For over a decade, Meta relied on a heavily modified internal fork of FFmpeg to handle the unique demands of processing billions of video uploads daily for VOD and livestreaming. This fork provided critical optimizations absent in upstream FFmpeg, but it came with a steep cost: divergence from the main project, missed upstream improvements, and significant maintenance overhead. This article explores the strategic engineering effort to bridge that gap, collaborate with the FFmpeg community, and finally deprecate the internal fork—a move that improved efficiency for Meta and the entire open-source ecosystem. You can read the original engineering case study for more details on the FFmpeg at Meta project.

Server racks processing billions of video files daily with FFmpeg System Abstract Visual

The Core Challenges of a Diverging Fork

Maintaining an internal fork created two major problems:

  1. Feature Divergence: The fork had custom features (parallel multi-lane encoding, real-time quality metrics) while upstream FFmpeg added new codecs, formats, and reliability fixes we needed.
  2. Rebasing Hell: Safely merging upstream changes into our fork to avoid regressions became increasingly complex and risky.

The Strategic Solution: Upstreaming for Mutual Benefit

Instead of perpetually maintaining the fork, Meta's Video Engineering team partnered with FFmpeg developers, FFlabs, and VideoLAN to upstream the core features. This required significant refactoring of FFmpeg's core architecture.

  • Multi-Lane, Threaded Transcoding: Prior to FFmpeg 6.0/8.0, encoding multiple output streams (e.g., for DASH) in one command was serialized per frame. Our internal fork ran encoders in parallel. This design influenced the upstream community, leading to a decades-spanning refactor that now provides more efficient encoding for all FFmpeg users.
  • Real-Time Quality Metrics ("In-Loop" Decoding): For livestreaming, we needed to compute metrics like VMAF during transcoding, not after. This required inserting a decoder after each encoder in the processing graph. This capability, known as "in-loop" decoding, was upstreamed and is available from FFmpeg 7.0.

Diagram showing multi-lane video encoding pipeline for streaming

Critical Perspectives and Strategic Decisions

When Not to Upstream: Not all internal modifications are suitable for the open-source project. A key example is support for Meta's Scalable Video Processor (MSVP), a custom ASIC. While integrated via FFmpeg's standard hardware acceleration APIs, contributing this code upstream would burden maintainers with supporting hardware they cannot test. Such highly infrastructure-specific patches are kept internal, with Meta assuming the cost of rebasing them.

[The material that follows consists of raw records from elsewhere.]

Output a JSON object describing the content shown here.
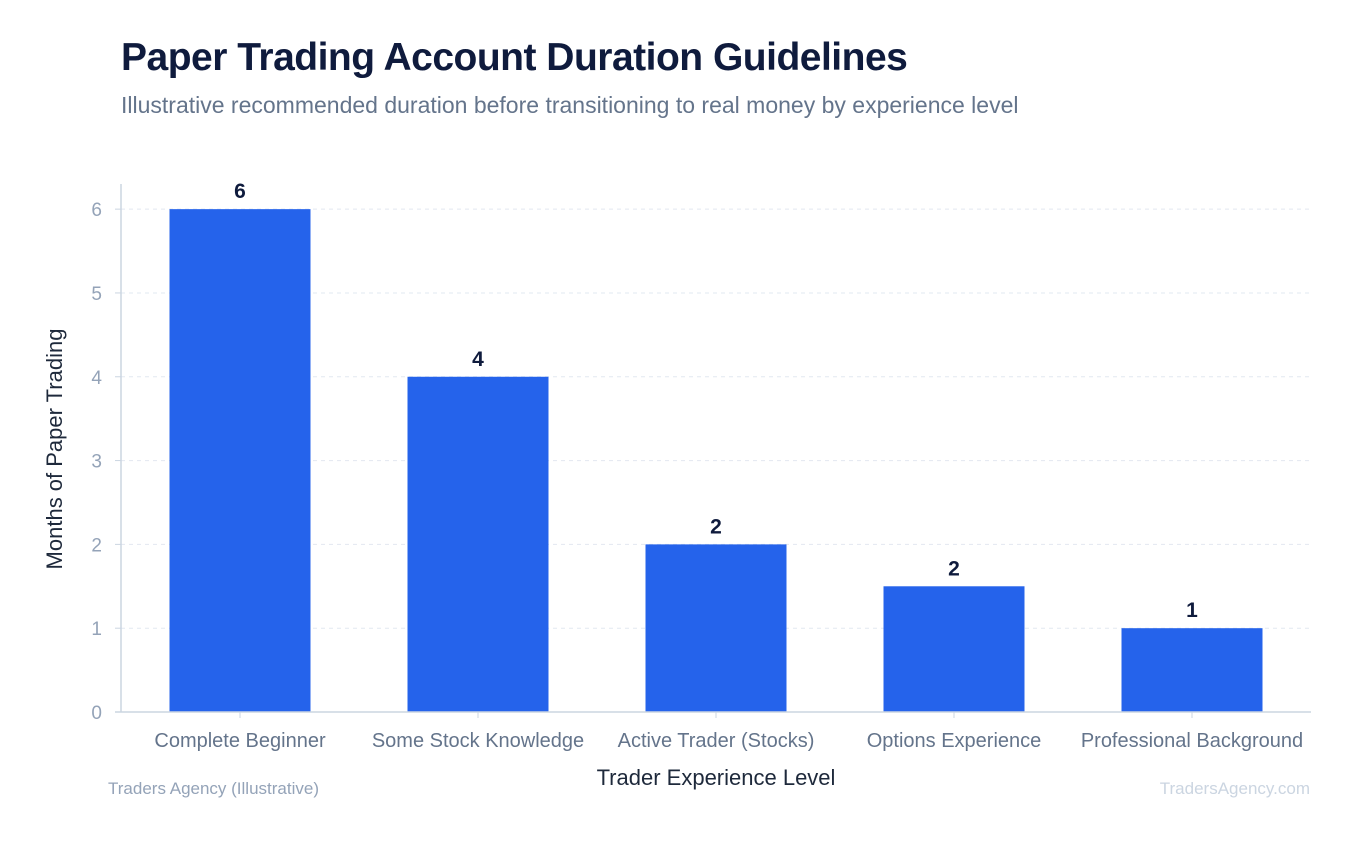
{
  "header": {
    "title": "Paper Trading Account Duration Guidelines",
    "subtitle": "Illustrative recommended duration before transitioning to real money by experience level"
  },
  "footer": {
    "source": "Traders Agency (Illustrative)",
    "brand": "TradersAgency.com"
  },
  "colors": {
    "bar": "#2563eb",
    "grid": "#e2e8f0",
    "axis": "#cbd5e1"
  },
  "chart_data": {
    "type": "bar",
    "title": "Paper Trading Account Duration Guidelines",
    "subtitle": "Illustrative recommended duration before transitioning to real money by experience level",
    "xlabel": "Trader Experience Level",
    "ylabel": "Months of Paper Trading",
    "categories": [
      "Complete Beginner",
      "Some Stock Knowledge",
      "Active Trader (Stocks)",
      "Options Experience",
      "Professional Background"
    ],
    "values": [
      6,
      4,
      2,
      1.5,
      1
    ],
    "value_labels": [
      "6",
      "4",
      "2",
      "2",
      "1"
    ],
    "yticks": [
      0,
      1,
      2,
      3,
      4,
      5,
      6
    ],
    "ylim": [
      0,
      6.3
    ],
    "grid": true,
    "legend": "none"
  }
}
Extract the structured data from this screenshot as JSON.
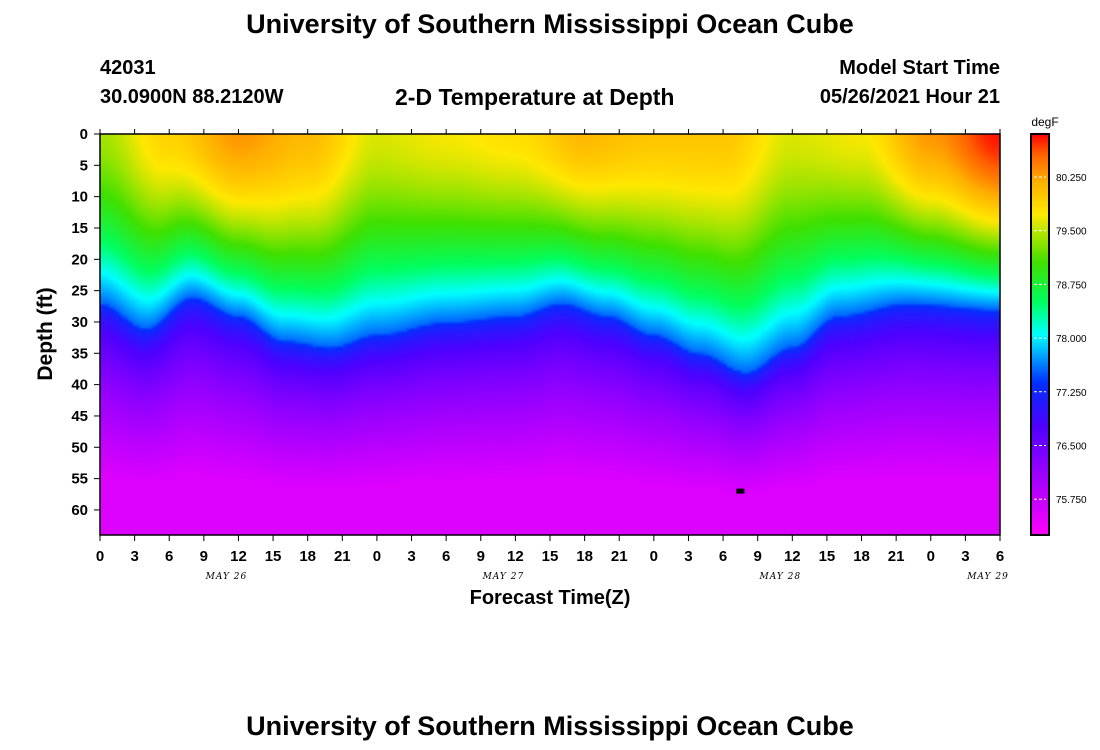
{
  "page": {
    "title_top": "University of Southern Mississippi Ocean Cube",
    "title_bottom": "University of Southern Mississippi Ocean Cube",
    "station_id": "42031",
    "station_coords": "30.0900N  88.2120W",
    "model_start_label": "Model Start Time",
    "model_start_value": "05/26/2021 Hour 21"
  },
  "chart_data": {
    "type": "heatmap",
    "title": "2-D Temperature at Depth",
    "xlabel": "Forecast Time(Z)",
    "ylabel": "Depth (ft)",
    "ylim": [
      0,
      64
    ],
    "xlim_hours": [
      0,
      78
    ],
    "y_ticks": [
      0,
      5,
      10,
      15,
      20,
      25,
      30,
      35,
      40,
      45,
      50,
      55,
      60
    ],
    "x_ticks": [
      {
        "h": 0,
        "label": "0"
      },
      {
        "h": 3,
        "label": "3"
      },
      {
        "h": 6,
        "label": "6"
      },
      {
        "h": 9,
        "label": "9"
      },
      {
        "h": 12,
        "label": "12"
      },
      {
        "h": 15,
        "label": "15"
      },
      {
        "h": 18,
        "label": "18"
      },
      {
        "h": 21,
        "label": "21"
      },
      {
        "h": 24,
        "label": "0"
      },
      {
        "h": 27,
        "label": "3"
      },
      {
        "h": 30,
        "label": "6"
      },
      {
        "h": 33,
        "label": "9"
      },
      {
        "h": 36,
        "label": "12"
      },
      {
        "h": 39,
        "label": "15"
      },
      {
        "h": 42,
        "label": "18"
      },
      {
        "h": 45,
        "label": "21"
      },
      {
        "h": 48,
        "label": "0"
      },
      {
        "h": 51,
        "label": "3"
      },
      {
        "h": 54,
        "label": "6"
      },
      {
        "h": 57,
        "label": "9"
      },
      {
        "h": 60,
        "label": "12"
      },
      {
        "h": 63,
        "label": "15"
      },
      {
        "h": 66,
        "label": "18"
      },
      {
        "h": 69,
        "label": "21"
      },
      {
        "h": 72,
        "label": "0"
      },
      {
        "h": 75,
        "label": "3"
      },
      {
        "h": 78,
        "label": "6"
      }
    ],
    "date_labels": [
      {
        "h": 12,
        "label": "MAY 26"
      },
      {
        "h": 36,
        "label": "MAY 27"
      },
      {
        "h": 60,
        "label": "MAY 28"
      },
      {
        "h": 78,
        "label": "MAY 29"
      }
    ],
    "colorbar": {
      "unit": "degF",
      "min": 75.25,
      "max": 80.85,
      "ticks": [
        75.75,
        76.5,
        77.25,
        78.0,
        78.75,
        79.5,
        80.25
      ],
      "tick_labels": [
        "75.750",
        "76.500",
        "77.250",
        "78.000",
        "78.750",
        "79.500",
        "80.250"
      ]
    },
    "thermocline_depth_ft": [
      {
        "h": 0,
        "d": 27
      },
      {
        "h": 4,
        "d": 31
      },
      {
        "h": 8,
        "d": 26
      },
      {
        "h": 12,
        "d": 29
      },
      {
        "h": 16,
        "d": 33
      },
      {
        "h": 20,
        "d": 34
      },
      {
        "h": 24,
        "d": 32
      },
      {
        "h": 30,
        "d": 30
      },
      {
        "h": 36,
        "d": 29
      },
      {
        "h": 40,
        "d": 27
      },
      {
        "h": 44,
        "d": 29
      },
      {
        "h": 48,
        "d": 32
      },
      {
        "h": 52,
        "d": 35
      },
      {
        "h": 56,
        "d": 38
      },
      {
        "h": 60,
        "d": 34
      },
      {
        "h": 64,
        "d": 29
      },
      {
        "h": 70,
        "d": 27
      },
      {
        "h": 78,
        "d": 28
      }
    ],
    "surface_temp_degF": [
      {
        "h": 0,
        "t": 79.4
      },
      {
        "h": 6,
        "t": 79.9
      },
      {
        "h": 12,
        "t": 80.3
      },
      {
        "h": 18,
        "t": 80.1
      },
      {
        "h": 24,
        "t": 79.6
      },
      {
        "h": 30,
        "t": 79.7
      },
      {
        "h": 36,
        "t": 79.8
      },
      {
        "h": 42,
        "t": 80.1
      },
      {
        "h": 48,
        "t": 80.0
      },
      {
        "h": 54,
        "t": 80.0
      },
      {
        "h": 60,
        "t": 79.6
      },
      {
        "h": 66,
        "t": 79.7
      },
      {
        "h": 72,
        "t": 80.3
      },
      {
        "h": 78,
        "t": 80.8
      }
    ],
    "bottom_temp_degF": 75.55,
    "markers": [
      {
        "h": 55.5,
        "d": 57
      }
    ]
  }
}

The Trade-off: This highlights a crucial balance in corporate open-source strategy: contribute features with broad community impact, but internalize those tied to proprietary infrastructure. This approach, similar to how companies integrate custom AI hardware like the Maia 200 AI accelerator, ensures the main project remains lean and universally applicable.

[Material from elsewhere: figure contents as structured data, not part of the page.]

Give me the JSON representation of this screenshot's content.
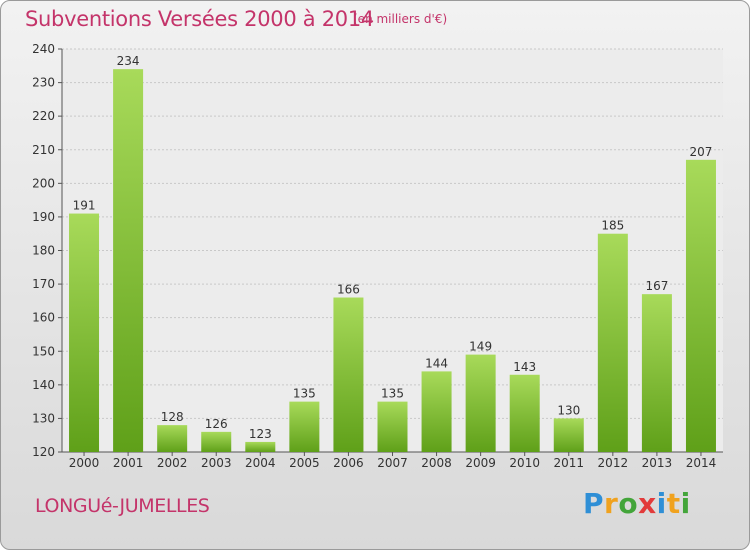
{
  "chart_data": {
    "type": "bar",
    "title": "Subventions Versées 2000 à 2014",
    "subtitle": "(en milliers d'€)",
    "categories": [
      "2000",
      "2001",
      "2002",
      "2003",
      "2004",
      "2005",
      "2006",
      "2007",
      "2008",
      "2009",
      "2010",
      "2011",
      "2012",
      "2013",
      "2014"
    ],
    "values": [
      191,
      234,
      128,
      126,
      123,
      135,
      166,
      135,
      144,
      149,
      143,
      130,
      185,
      167,
      207
    ],
    "yticks": [
      120,
      130,
      140,
      150,
      160,
      170,
      180,
      190,
      200,
      210,
      220,
      230,
      240
    ],
    "ylim": [
      120,
      240
    ],
    "grid": true,
    "bar_color_top": "#a8da5a",
    "bar_color_bottom": "#5fa019"
  },
  "commune": "LONGUé-JUMELLES",
  "logo": {
    "letters": [
      "P",
      "r",
      "o",
      "x",
      "i",
      "t",
      "i"
    ],
    "colors": [
      "#2f8fd6",
      "#f0a21e",
      "#43a53a",
      "#e23b3b",
      "#2f8fd6",
      "#f0a21e",
      "#43a53a"
    ]
  }
}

Cloud infrastructure with open source and hardware acceleration layers IT Technology Image

Lessons Learned and Next Steps

Key Takeaways for Engineering Teams:

  1. Evaluate Fork Longevity Early: The cost of maintaining a fork grows exponentially. Proactively seek upstream collaboration.
  2. Contribute Generically Useful Features: Focus efforts on upstreaming changes that solve problems for others, not just your own stack.
  3. Leverage Standard APIs: Building custom hardware support (like MSVP) on standard FFmpeg APIs minimizes friction and keeps the door open for future upstreaming.

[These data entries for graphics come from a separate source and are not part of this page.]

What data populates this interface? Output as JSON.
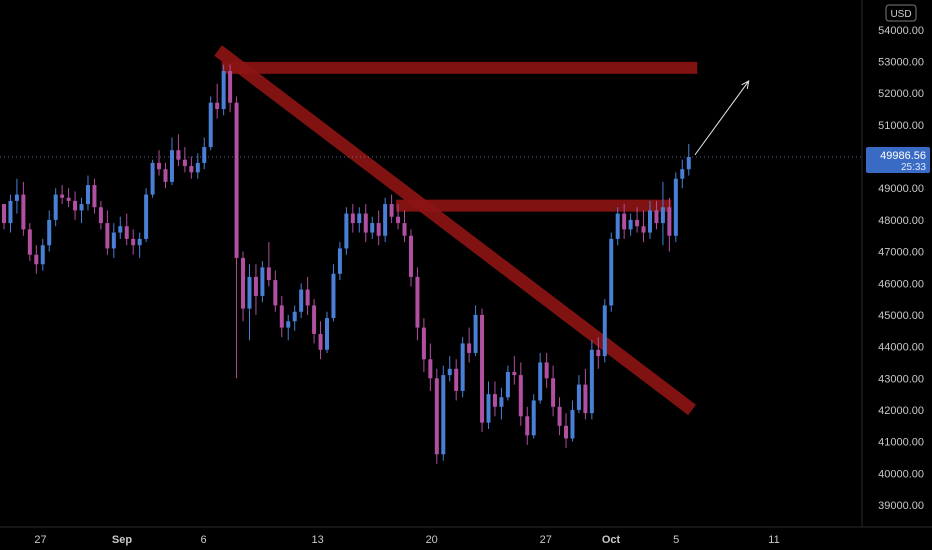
{
  "chart_data": {
    "type": "candlestick",
    "title": "",
    "xlabel": "",
    "ylabel": "",
    "currency_label": "USD",
    "ylim": [
      38400,
      54500
    ],
    "y_ticks": [
      39000,
      40000,
      41000,
      42000,
      43000,
      44000,
      45000,
      46000,
      47000,
      48000,
      49000,
      50000,
      51000,
      52000,
      53000,
      54000
    ],
    "y_tick_labels": [
      "39000.00",
      "40000.00",
      "41000.00",
      "42000.00",
      "43000.00",
      "44000.00",
      "45000.00",
      "46000.00",
      "47000.00",
      "48000.00",
      "49000.00",
      "50000.00",
      "51000.00",
      "52000.00",
      "53000.00",
      "54000.00"
    ],
    "x_ticks": [
      {
        "label": "27",
        "day": -5
      },
      {
        "label": "Sep",
        "day": 0
      },
      {
        "label": "6",
        "day": 5
      },
      {
        "label": "13",
        "day": 12
      },
      {
        "label": "20",
        "day": 19
      },
      {
        "label": "27",
        "day": 26
      },
      {
        "label": "Oct",
        "day": 30
      },
      {
        "label": "5",
        "day": 34
      },
      {
        "label": "11",
        "day": 40
      },
      {
        "label": "18",
        "day": 47
      }
    ],
    "last_price": "49986.56",
    "countdown": "25:33",
    "up_color": "#4a7fd6",
    "down_color": "#b14fa0",
    "zone_color": "#8c1414",
    "candles": [
      [
        48500,
        48500,
        47700,
        47900
      ],
      [
        47900,
        48800,
        47600,
        48600
      ],
      [
        48600,
        49300,
        48200,
        48800
      ],
      [
        48800,
        49200,
        47500,
        47700
      ],
      [
        47700,
        47900,
        46700,
        46900
      ],
      [
        46900,
        47200,
        46300,
        46600
      ],
      [
        46600,
        47400,
        46400,
        47200
      ],
      [
        47200,
        48300,
        47000,
        48000
      ],
      [
        48000,
        49000,
        47800,
        48800
      ],
      [
        48800,
        49100,
        48500,
        48700
      ],
      [
        48700,
        49000,
        48400,
        48600
      ],
      [
        48600,
        48900,
        48000,
        48300
      ],
      [
        48300,
        48700,
        47900,
        48500
      ],
      [
        48500,
        49400,
        48300,
        49100
      ],
      [
        49100,
        49300,
        48200,
        48400
      ],
      [
        48400,
        48600,
        47700,
        47900
      ],
      [
        47900,
        48300,
        46900,
        47100
      ],
      [
        47100,
        47900,
        46800,
        47600
      ],
      [
        47600,
        48100,
        47400,
        47800
      ],
      [
        47800,
        48200,
        47200,
        47400
      ],
      [
        47400,
        47700,
        46900,
        47200
      ],
      [
        47200,
        47600,
        46800,
        47400
      ],
      [
        47400,
        49000,
        47300,
        48800
      ],
      [
        48800,
        49900,
        48700,
        49800
      ],
      [
        49800,
        50200,
        49400,
        49600
      ],
      [
        49600,
        49800,
        49000,
        49200
      ],
      [
        49200,
        50600,
        49100,
        50200
      ],
      [
        50200,
        50700,
        49700,
        49900
      ],
      [
        49900,
        50300,
        49500,
        49700
      ],
      [
        49700,
        50000,
        49300,
        49500
      ],
      [
        49500,
        50100,
        49300,
        49800
      ],
      [
        49800,
        50600,
        49600,
        50300
      ],
      [
        50300,
        51900,
        50200,
        51700
      ],
      [
        51700,
        52300,
        51200,
        51500
      ],
      [
        51500,
        52900,
        51300,
        52700
      ],
      [
        52700,
        52900,
        51400,
        51700
      ],
      [
        51700,
        51900,
        43000,
        46800
      ],
      [
        46800,
        47000,
        44800,
        45200
      ],
      [
        45200,
        46600,
        44200,
        46200
      ],
      [
        46200,
        46600,
        45000,
        45600
      ],
      [
        45600,
        46700,
        45400,
        46500
      ],
      [
        46500,
        47300,
        45900,
        46100
      ],
      [
        46100,
        46400,
        45100,
        45300
      ],
      [
        45300,
        45600,
        44300,
        44600
      ],
      [
        44600,
        45000,
        44200,
        44800
      ],
      [
        44800,
        45300,
        44500,
        45100
      ],
      [
        45100,
        46000,
        44900,
        45800
      ],
      [
        45800,
        46200,
        45000,
        45300
      ],
      [
        45300,
        45500,
        44100,
        44400
      ],
      [
        44400,
        44800,
        43600,
        43900
      ],
      [
        43900,
        45100,
        43800,
        44900
      ],
      [
        44900,
        46600,
        44800,
        46300
      ],
      [
        46300,
        47300,
        46100,
        47100
      ],
      [
        47100,
        48400,
        46900,
        48200
      ],
      [
        48200,
        48500,
        47600,
        47900
      ],
      [
        47900,
        48400,
        47600,
        48200
      ],
      [
        48200,
        48500,
        47300,
        47600
      ],
      [
        47600,
        48100,
        47400,
        47900
      ],
      [
        47900,
        48300,
        47200,
        47500
      ],
      [
        47500,
        48700,
        47300,
        48500
      ],
      [
        48500,
        48800,
        47900,
        48100
      ],
      [
        48100,
        48500,
        47700,
        47900
      ],
      [
        47900,
        48300,
        47300,
        47500
      ],
      [
        47500,
        47700,
        45900,
        46200
      ],
      [
        46200,
        46500,
        44200,
        44600
      ],
      [
        44600,
        44900,
        43200,
        43600
      ],
      [
        43600,
        44100,
        42600,
        43000
      ],
      [
        43000,
        43300,
        40300,
        40600
      ],
      [
        40600,
        43400,
        40400,
        43100
      ],
      [
        43100,
        43700,
        42900,
        43300
      ],
      [
        43300,
        43600,
        42300,
        42600
      ],
      [
        42600,
        44300,
        42400,
        44100
      ],
      [
        44100,
        44600,
        43500,
        43800
      ],
      [
        43800,
        45300,
        43700,
        45000
      ],
      [
        45000,
        45200,
        41300,
        41600
      ],
      [
        41600,
        42900,
        41400,
        42500
      ],
      [
        42500,
        42900,
        41800,
        42100
      ],
      [
        42100,
        42700,
        41700,
        42400
      ],
      [
        42400,
        43400,
        42300,
        43200
      ],
      [
        43200,
        43700,
        42800,
        43100
      ],
      [
        43100,
        43500,
        41500,
        41800
      ],
      [
        41800,
        42100,
        40900,
        41200
      ],
      [
        41200,
        42500,
        41100,
        42300
      ],
      [
        42300,
        43800,
        42200,
        43500
      ],
      [
        43500,
        43800,
        42700,
        43000
      ],
      [
        43000,
        43400,
        41800,
        42100
      ],
      [
        42100,
        42400,
        41200,
        41500
      ],
      [
        41500,
        41900,
        40800,
        41100
      ],
      [
        41100,
        42300,
        41000,
        42000
      ],
      [
        42000,
        43100,
        41900,
        42800
      ],
      [
        42800,
        43300,
        41700,
        41900
      ],
      [
        41900,
        44200,
        41700,
        43900
      ],
      [
        43900,
        44300,
        43300,
        43700
      ],
      [
        43700,
        45500,
        43500,
        45300
      ],
      [
        45300,
        47600,
        45100,
        47400
      ],
      [
        47400,
        48400,
        47200,
        48200
      ],
      [
        48200,
        48500,
        47400,
        47700
      ],
      [
        47700,
        48200,
        47500,
        48000
      ],
      [
        48000,
        48400,
        47600,
        47800
      ],
      [
        47800,
        48300,
        47300,
        47600
      ],
      [
        47600,
        48600,
        47400,
        48300
      ],
      [
        48300,
        48600,
        47700,
        47900
      ],
      [
        47900,
        49200,
        47200,
        48400
      ],
      [
        48400,
        48700,
        47000,
        47500
      ],
      [
        47500,
        49500,
        47300,
        49300
      ],
      [
        49300,
        49900,
        49000,
        49600
      ],
      [
        49600,
        50400,
        49400,
        49987
      ]
    ],
    "annotations": [
      {
        "type": "horizontal-zone",
        "name": "upper-resistance-zone",
        "price": 52800,
        "from_index": 34,
        "to_index": 107
      },
      {
        "type": "horizontal-zone",
        "name": "breakout-zone",
        "price": 48450,
        "from_index": 61,
        "to_index": 103
      },
      {
        "type": "trendline",
        "name": "descending-trendline",
        "from_index": 35,
        "from_price": 53350,
        "to_index": 98,
        "to_price": 42000
      },
      {
        "type": "arrow",
        "name": "target-arrow",
        "from_index": 89,
        "from_price": 49800,
        "to_index": 95,
        "to_price": 52700
      }
    ]
  }
}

The Future of Media Processing at Scale: With the internal fork retired, Meta's teams can now focus on innovating with the community, not alongside it. The next frontier involves leveraging even more advanced tooling for high-frequency tasks, much like the efficiency gains promised by new terminal-based AI assistants such as those explored in our look at Gemini CLI for developer workflows.

Your Next Step: If you're dealing with media processing at scale, audit your dependencies. Are you maintaining patches that could benefit the wider community? Engaging with open-source projects is not just altruism—it's a strategic engineering efficiency play.

This content was drafted using AI tools based on reliable sources, and has been reviewed by our editorial team before publication. It is not intended to replace professional advice.